Casida John E
Environmental Chemistry and Toxicology Laboratory, Department of Environmental Science, Policy, and Management, University of California , Berkeley, California 94720, United States.
J Agric Food Chem. 2017 Jun 14;65(23):4553-4561. doi: 10.1021/acs.jafc.7b01813. Epub 2017 Jun 1.
Interactions between pesticides at common molecular targets and detoxification systems often determine their effectiveness and safety. Compounds with the same mode of action or target are candidates for cross resistance and restrictions in their recommended uses.
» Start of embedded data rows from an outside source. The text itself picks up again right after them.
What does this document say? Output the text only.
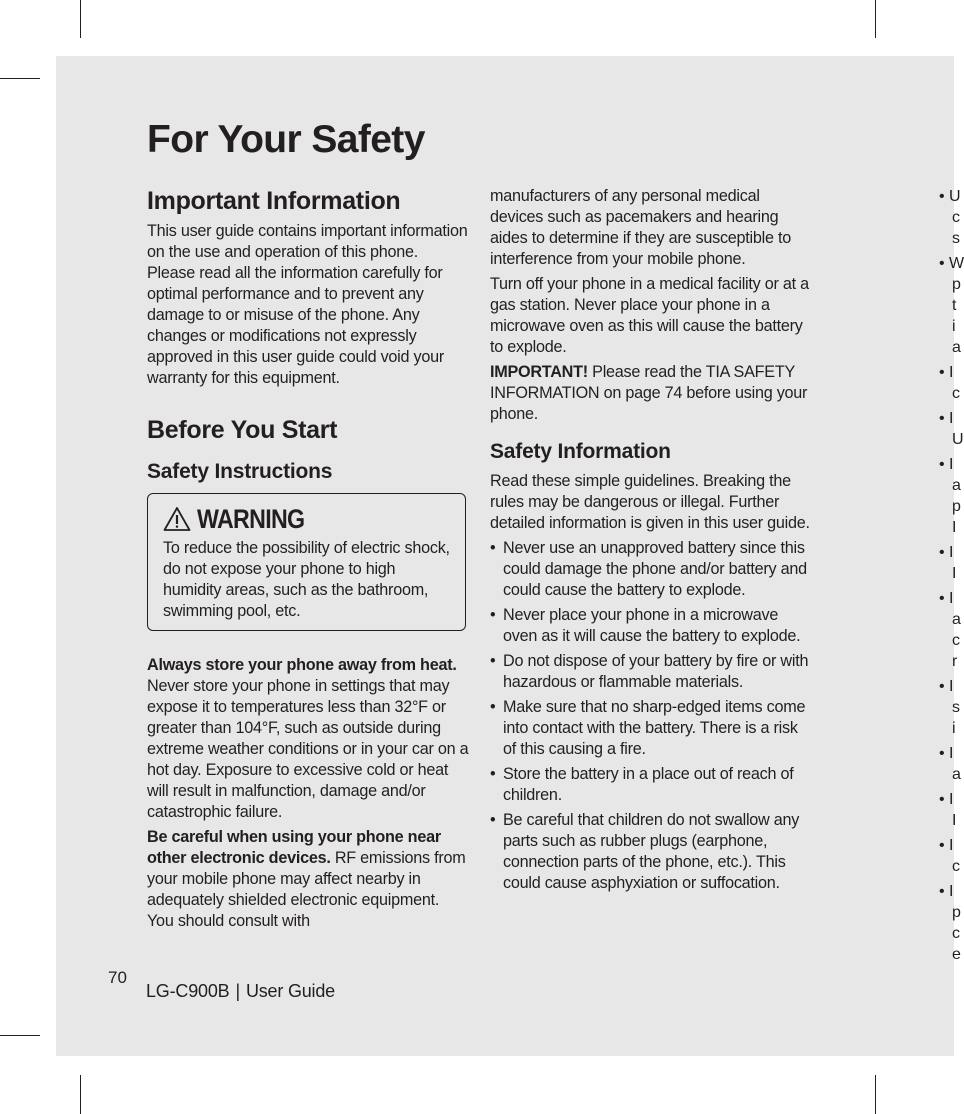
For Your Safety
Important Information

This user guide contains important information on the use and operation of this phone. Please read all the information carefully for optimal performance and to prevent any damage to or misuse of the phone. Any changes or modifications not expressly approved in this user guide could void your warranty for this equipment.

Before You Start
Safety Instructions
WARNING

To reduce the possibility of electric shock, do not expose your phone to high humidity areas, such as the bathroom, swimming pool, etc.

Always store your phone away from heat. Never store your phone in settings that may expose it to temperatures less than 32°F or greater than 104°F, such as outside during extreme weather conditions or in your car on a hot day. Exposure to excessive cold or heat will result in malfunction, damage and/or catastrophic failure.

Be careful when using your phone near other electronic devices. RF emissions from your mobile phone may affect nearby in adequately shielded electronic equipment. You should consult with

manufacturers of any personal medical devices such as pacemakers and hearing aides to determine if they are susceptible to interference from your mobile phone.

Turn off your phone in a medical facility or at a gas station. Never place your phone in a microwave oven as this will cause the battery to explode.

IMPORTANT! Please read the TIA SAFETY INFORMATION on page 74 before using your phone.

Safety Information

Read these simple guidelines. Breaking the rules may be dangerous or illegal. Further detailed information is given in this user guide.

• Never use an unapproved battery since this could damage the phone and/or battery and could cause the battery to explode.
• Never place your phone in a microwave oven as it will cause the battery to explode.
• Do not dispose of your battery by fire or with hazardous or flammable materials.
• Make sure that no sharp-edged items come into contact with the battery. There is a risk of this causing a fire.
• Store the battery in a place out of reach of children.
• Be careful that children do not swallow any parts such as rubber plugs (earphone, connection parts of the phone, etc.). This could cause asphyxiation or suffocation.
• U
c
s
• W
p
t
i
a
• I
c
• I
U
• I
a
p
I
• I
I
• I
a
c
r
• I
s
i
• I
a
• I
I
• I
c
• I
p
c
e
70
LG-C900B | User Guide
Discovery research is therefore focused on new mechanisms and modes of action. Interactions in detoxification systems also provide cross resistance and synergist and safener mechanisms illustrated with serine hydrolases and inhibitors, cytochrome P450 and insecticide synergists, and glutathione S-transferases and herbicide safeners. Secondary targets are also considered for inhibitors of serine hydrolases, aldehyde dehydrogenases, and transporters. Emphasis is given to the mechanistic aspects of interactions, not the incidence, which depends on potency, exposure, ratios, and timing. The benefits of pesticide interactions are the additional levels of chemical control to achieve desired organismal effects. The risks are the unpredictable interactions of complex interconnected biological systems. However, with care, two can be better than one.
农药在常见分子靶点与解毒系统之间的相互作用往往决定了它们的有效性和安全性。具有相同作用方式或靶点的化合物是产生交互抗性以及其推荐使用受到限制的候选对象。因此,探索性研究聚焦于新的作用机制和作用方式。解毒系统中的相互作用还产生了交互抗性、增效作用以及安全剂作用机制,这些机制可通过丝氨酸水解酶及其抑制剂、细胞色素P450和杀虫剂增效剂、以及谷胱甘肽S-转移酶和除草剂安全剂来说明。丝氨酸水解酶、醛脱氢酶和转运蛋白的抑制剂也将次要靶点纳入了考虑范围。重点在于相互作用的机制方面,而非发生率,发生率取决于效力、暴露情况、比例和时间。农药相互作用的好处在于可实现额外的化学防治水平,以达到预期的生物体效应。风险则在于复杂的相互关联生物系统中不可预测的相互作用。然而,谨慎使用的话,两者结合可能会比单一使用更好。